I took that as a challenge, and the helpful inter-library loan librarian quickly produced not just A Glastonbury Romance (1933) but Powys’ Autobiography (1934), which I read first. I could write more about the Autobiography. It’s frank enough, but repetitious — a good editor could have cut it by 40 percent without cutting meat. To quote Millman,
It is a record not of Powys’s achievements but of his various inadequacies. In it he described his manias and phobias, his “idiotic” mouth and “Neanderthal pate,” and particularly his sexual failures. He discussed “the sickening moments of dead sea desolation that came to me from my ulcerated stomach” and his chronic constipation. He called himself a “scarecrow Don Quixote with the faint heart of Sancho.” And yet the mood of the Autobiography is not gloomy or self-pitying. After all, this book was written by a man who treasured being “ill-constituted.”
I was surprised, therefore, how good A Glastonbury Romance is, if you are willing to give it time. Robert Altman would have struggled to direct a hypothetical movie version, there are so many interlaced stories going on.
Some of them are pure soap opera: Will Sam admit that he is the father of Nell’s baby? Will John and Mary be happily married even though they are first cousins? Will Mad Bet’s magical working against Mary destroy her marriage? Will the Communists destroy Philip’s factory? What is the nature of the esoteric books that Sam is getting from Owen the Welsh antiquary? And what is the Holy Grail?
Add the (feeble) influence of the dead, the palpable influence of The Past, the wind that blow through people’s dreams, and the all-out astral-plane battles between different factions trying to determine the future of Glastonbury. It’s really quite complex.
You might say that I have enlisted and will see it through to the end.
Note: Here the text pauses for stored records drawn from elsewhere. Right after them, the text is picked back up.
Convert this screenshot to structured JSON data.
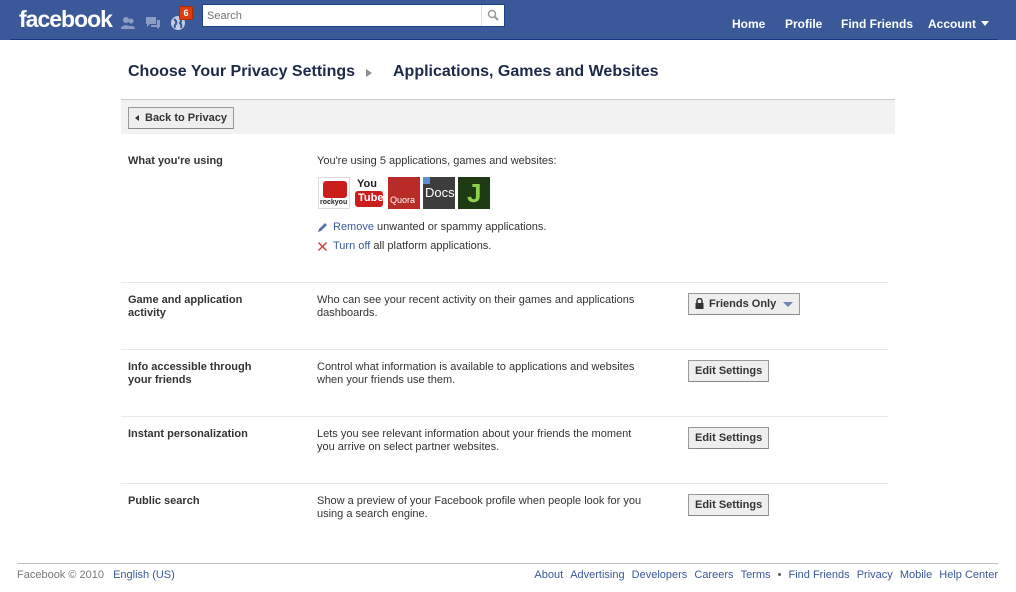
{
  "header": {
    "logo": "facebook",
    "notification_count": "6",
    "search_placeholder": "Search",
    "nav": [
      "Home",
      "Profile",
      "Find Friends",
      "Account"
    ],
    "brand_color": "#3b5998"
  },
  "page": {
    "title": "Choose Your Privacy Settings",
    "subtitle": "Applications, Games and Websites",
    "back_button": "Back to Privacy"
  },
  "using": {
    "label": "What you're using",
    "description": "You're using 5 applications, games and websites:",
    "apps": [
      {
        "name": "rockyou",
        "icon": "rockyou-icon",
        "color": "#cc1d1d"
      },
      {
        "name": "YouTube",
        "icon": "youtube-icon",
        "color": "#ffffff"
      },
      {
        "name": "Quora",
        "icon": "quora-icon",
        "color": "#b92b27"
      },
      {
        "name": "Docs",
        "icon": "docs-icon",
        "color": "#333333"
      },
      {
        "name": "J",
        "icon": "j-app-icon",
        "color": "#2f7a1b"
      }
    ],
    "remove_link": "Remove",
    "remove_text": "unwanted or spammy applications.",
    "turnoff_link": "Turn off",
    "turnoff_text": "all platform applications."
  },
  "settings": [
    {
      "label_line1": "Game and application",
      "label_line2": "activity",
      "desc_line1": "Who can see your recent activity on their games and applications",
      "desc_line2": "dashboards.",
      "control": "Friends Only"
    },
    {
      "label_line1": "Info accessible through",
      "label_line2": "your friends",
      "desc_line1": "Control what information is available to applications and websites",
      "desc_line2": "when your friends use them.",
      "control": "Edit Settings"
    },
    {
      "label_line1": "Instant personalization",
      "label_line2": "",
      "desc_line1": "Lets you see relevant information about your friends the moment",
      "desc_line2": "you arrive on select partner websites.",
      "control": "Edit Settings"
    },
    {
      "label_line1": "Public search",
      "label_line2": "",
      "desc_line1": "Show a preview of your Facebook profile when people look for you",
      "desc_line2": "using a search engine.",
      "control": "Edit Settings"
    }
  ],
  "footer": {
    "copyright": "Facebook © 2010",
    "language": "English (US)",
    "links_a": [
      "About",
      "Advertising",
      "Developers",
      "Careers",
      "Terms"
    ],
    "links_b": [
      "Find Friends",
      "Privacy",
      "Mobile",
      "Help Center"
    ],
    "separator": "•"
  }
}
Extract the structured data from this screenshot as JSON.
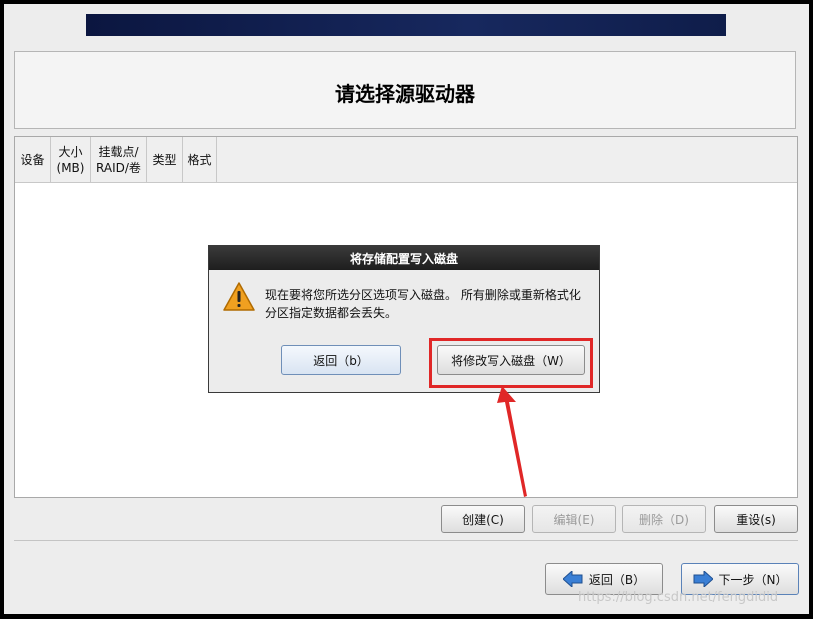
{
  "page": {
    "title": "请选择源驱动器"
  },
  "table": {
    "columns": [
      {
        "label": "设备",
        "name": "col-device"
      },
      {
        "label": "大小\n(MB)",
        "name": "col-size"
      },
      {
        "label": "挂载点/\nRAID/卷",
        "name": "col-mount"
      },
      {
        "label": "类型",
        "name": "col-type"
      },
      {
        "label": "格式",
        "name": "col-format"
      }
    ]
  },
  "actions": {
    "create": "创建(C)",
    "edit": "编辑(E)",
    "delete": "删除（D)",
    "reset": "重设(s)"
  },
  "nav": {
    "back": "返回（B）",
    "next": "下一步（N）"
  },
  "dialog": {
    "title": "将存储配置写入磁盘",
    "message": "现在要将您所选分区选项写入磁盘。 所有删除或重新格式化分区指定数据都会丢失。",
    "back_button": "返回（b）",
    "write_button": "将修改写入磁盘（W）"
  },
  "watermark": "https://blog.csdn.net/fengdidid",
  "colors": {
    "highlight": "#e02727",
    "banner": "#17285e",
    "warning": "#f0a020"
  }
}
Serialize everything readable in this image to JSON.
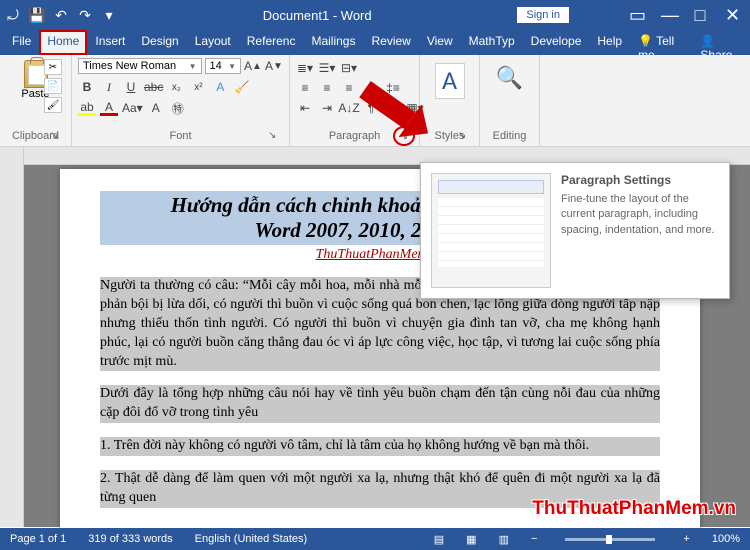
{
  "titlebar": {
    "title": "Document1 - Word",
    "signin": "Sign in"
  },
  "tabs": [
    "File",
    "Home",
    "Insert",
    "Design",
    "Layout",
    "References",
    "Mailings",
    "Review",
    "View",
    "MathType",
    "Developer",
    "Help"
  ],
  "tabs_active_index": 1,
  "tellme": "Tell me",
  "share": "Share",
  "ribbon": {
    "clipboard": {
      "paste": "Paste",
      "label": "Clipboard"
    },
    "font": {
      "name": "Times New Roman",
      "size": "14",
      "label": "Font"
    },
    "paragraph": {
      "label": "Paragraph"
    },
    "styles": {
      "label": "Styles"
    },
    "editing": {
      "label": "Editing"
    }
  },
  "tooltip": {
    "title": "Paragraph Settings",
    "body": "Fine-tune the layout of the current paragraph, including spacing, indentation, and more."
  },
  "document": {
    "title": "Hướng dẫn cách chỉnh khoảng cách dòng trong\nWord 2007, 2010, 2013, 2016",
    "source": "ThuThuatPhanMem.vn",
    "p1": "Người ta thường có câu: “Mỗi cây mỗi hoa, mỗi nhà mỗi cảnh”. Có người thất vọng vì tình yêu bị phản bội bị lừa dối, có người thì buồn vì cuộc sống quá bon chen, lạc lõng giữa dòng người tấp nập nhưng thiếu thốn tình người. Có người thì buồn vì chuyện gia đình tan vỡ, cha mẹ không hạnh phúc, lại có người buồn căng thẳng đau óc vì áp lực công việc, học tập, vì tương lai cuộc sống phía trước mịt mù.",
    "p2": "Dưới đây là tổng hợp những câu nói hay về tình yêu buồn chạm đến tận cùng nỗi đau của những cặp đôi đổ vỡ trong tình yêu",
    "p3": "1. Trên đời này không có người vô tâm, chỉ là tâm của họ không hướng về bạn mà thôi.",
    "p4": "2. Thật dễ dàng để làm quen với một người xa lạ, nhưng thật khó để quên đi một người xa lạ đã từng quen"
  },
  "statusbar": {
    "page": "Page 1 of 1",
    "words": "319 of 333 words",
    "lang": "English (United States)",
    "zoom": "100%"
  },
  "watermark": "ThuThuatPhanMem.vn"
}
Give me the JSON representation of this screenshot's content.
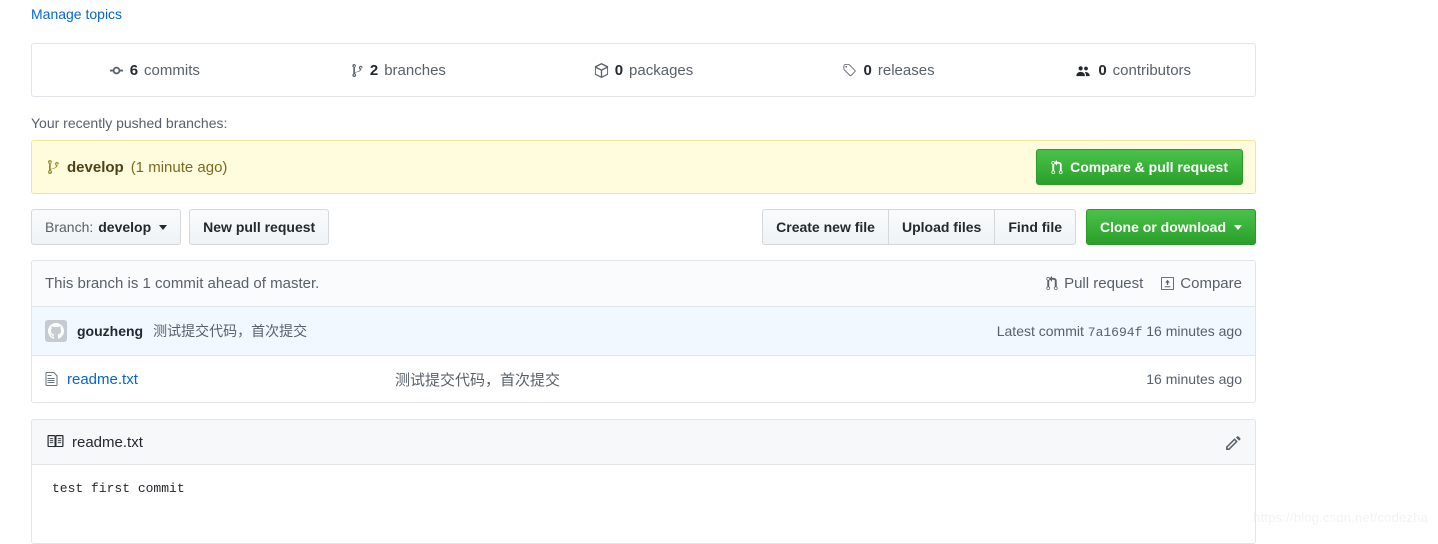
{
  "topics": {
    "manage_label": "Manage topics"
  },
  "stats": [
    {
      "icon": "commit-icon",
      "count": "6",
      "label": "commits"
    },
    {
      "icon": "branch-icon",
      "count": "2",
      "label": "branches"
    },
    {
      "icon": "package-icon",
      "count": "0",
      "label": "packages"
    },
    {
      "icon": "tag-icon",
      "count": "0",
      "label": "releases"
    },
    {
      "icon": "contributors-icon",
      "count": "0",
      "label": "contributors"
    }
  ],
  "pushed": {
    "label": "Your recently pushed branches:",
    "branch_name": "develop",
    "branch_time": "(1 minute ago)",
    "compare_button": "Compare & pull request"
  },
  "toolbar": {
    "branch_prefix": "Branch:",
    "branch_value": "develop",
    "new_pull_request": "New pull request",
    "create_new_file": "Create new file",
    "upload_files": "Upload files",
    "find_file": "Find file",
    "clone_or_download": "Clone or download"
  },
  "branch_status": {
    "text": "This branch is 1 commit ahead of master.",
    "pull_request_link": "Pull request",
    "compare_link": "Compare"
  },
  "latest_commit": {
    "author": "gouzheng",
    "message": "测试提交代码，首次提交",
    "prefix": "Latest commit",
    "sha": "7a1694f",
    "time": "16 minutes ago"
  },
  "files": [
    {
      "name": "readme.txt",
      "message": "测试提交代码，首次提交",
      "time": "16 minutes ago"
    }
  ],
  "readme": {
    "title": "readme.txt",
    "content": "test first commit"
  },
  "watermark": "https://blog.csdn.net/codezha",
  "colors": {
    "link": "#0366d6",
    "green_button": "#2aa02a",
    "banner_yellow": "#fffbdd",
    "commit_row_blue": "#f1f8ff",
    "border": "#e1e4e8"
  }
}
OMGoddess! I read that about 5 or more years ago. I had been reading Gary Lachman’s “A Dark Muse – A History of the Occult” (which is the history of the occult in literature and art) and somewhere in there was a reference to Powys, so I borrowed “A Glastonberry Romance” as well as Powys’ Biography. Both of them struck me as being strange and weird. If he was mimicking Hardy, then that explains why I had such a hard time following him. I had a hard time following Hardy as well.
I strongly recommend “A Dark Muse” to anyone who’s interested in the occult. And pay especial attention to the names of the writers and artists Lachman references. Some of those works of those writers are hard to find but worth reading to understand how the occult really is hidden in literature. I’m still trying to find an English version of Villiers de L’Isle-Adam’s “Isis”. I have a French version on Kindle but I don’t understand French at all. Now if it was in Russian…
I have heard of A Dark Muse and really should read it one of these days.
If you’re interested in the visual arts, there are two books The Hidden Life of Art by Clare Gibson, and Secret Symbolism in Occult Art by Fred Gettings that are excellent as well.
I read his book Wolf Solent a few years ago. It was not specifically pagan, but had a pantheistic, earth-religion vibe to it. It was like a Thomas Hardy novel but probably a lot funnier. I need to read A Glastonbury Romance this summer!